Except that you can’t. That’s not really what testing for statistical significance does. And therein lies the rub.
Testing for statistical significance estimates the probability of getting roughly that result if the study hypothesis is assumed to be true. It can’t on its own tell you whether this assumption was right, or whether the results would hold true in different circumstances. It provides a limited picture of probability, taking limited information about the data into account and giving only “yes” or “no” as options.
Dartmouth’s Lisa Schwartz, Steve Woloshin and Gil Welch wrote “Fat or Fiction? Is There a Link Between Dietary Fat and Cancer Risk? Why Two Big Studies Reached Different Conclusions” in a column for the Washington Post years ago that touched on some of these issues.
- It reflected on an “apparent flip-flop” in recent news about low-fat diet and breast cancer. One month, a front page Post headline read, “Low-Fat Diet’s Benefit Rejected: Study Finds No Drop in Risk for Disease.” But less than a year before, a headline sent a different message: “Study of Breast Cancer Patients Finds Benefit in Low-Fat Diet.”
- They wrote: “The p values for the effect of low-fat diet on breast cancer in the two studies were quite similar. For women with breast cancer, the p value was 3 percent. For women without breast cancer, the p value was 7 percent. So even though, by convention, one finding is called “statistically significant” and the other “not-significant,” we would say that the statistics of the two studies are not that different: Both are close to the conventional cutoff point of 5 percent…. if you believe one is real, you should probably believe the other is real.”
- Read the “Research Basics: Accounting for Chance” sidebar in their Post column for an explanation of how close the two can be.
Dr. Donald Berry of MD Anderson Cancer Center is a fellow of the American Statistical Association. He wrote an article in the Journal of the National Cancer Institute, “Multiplicities in Cancer Research: Ubiquitous and Necessary Evils.” It might be difficult to digest all of this in one sitting, but I’ll excerpt from the section on statistical significance:
“ statistical significance is an arcane concept. Few researchers can even repeat the definition of P value. People usually convert it to something they do understand, but the conversion—almost always an inversion—is essentially always wrong. For example: “The P value is the probability that the results could have occurred by chance alone.” This interpretation is ambiguous at best. When pressed for the meaning of “chance” and “could have occurred,” the response is usually circular or otherwise incoherent. Such incoherence is more than academic. Much of the world acts as though statistical significance implies truth, which is not even approximately correct.

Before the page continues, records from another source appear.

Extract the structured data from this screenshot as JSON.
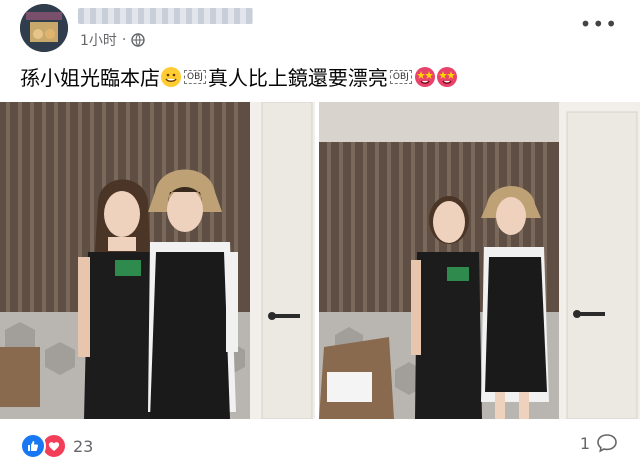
{
  "post": {
    "time": "1小时",
    "privacy_icon": "globe-icon",
    "caption_text_1": "孫小姐光臨本店",
    "caption_obj_1": "OBJ",
    "caption_text_2": "真人比上鏡還要漂亮",
    "caption_obj_2": "OBJ",
    "more_label": "•••"
  },
  "footer": {
    "reaction_count": "23",
    "comment_count": "1"
  },
  "colors": {
    "like": "#1877f2",
    "love": "#f33e58",
    "text_secondary": "#65676b"
  }
}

Statistical significance is widely regarded to be difficult to understand, perhaps even impossible to understand. Some educators go so far as to recommend not teaching it at all.”
Still, as Berry wrote to me, “the cutpoint of 0.05 for statistical significance has become standard in many fields, including medicine.”
For example, many highly capable and highly intelligent MDs regard p > 0.05 versus p < 0.05 as defining truth. This attitude is sacrosanct in a sense but at the same time it is preposterous. As you say, the cutpoint is arbitrary. Moreover, essentially no one knows what a p-value means. And the rare scientist who can give the correct mathematical interpretation can’t put it into a non-mathematical language that someone else can understand. That’s because p-value is fundamentally a perversion of common logic. For example, if you read what I’ve written about p-values in the attached and you come away being able to repeat what you read (whether you understand it or not), you would be a rare bird indeed!
If there is a conclusion to this discussion, it may be Berry’s line:
One thing is clear: there is no one-size-fits-all approach.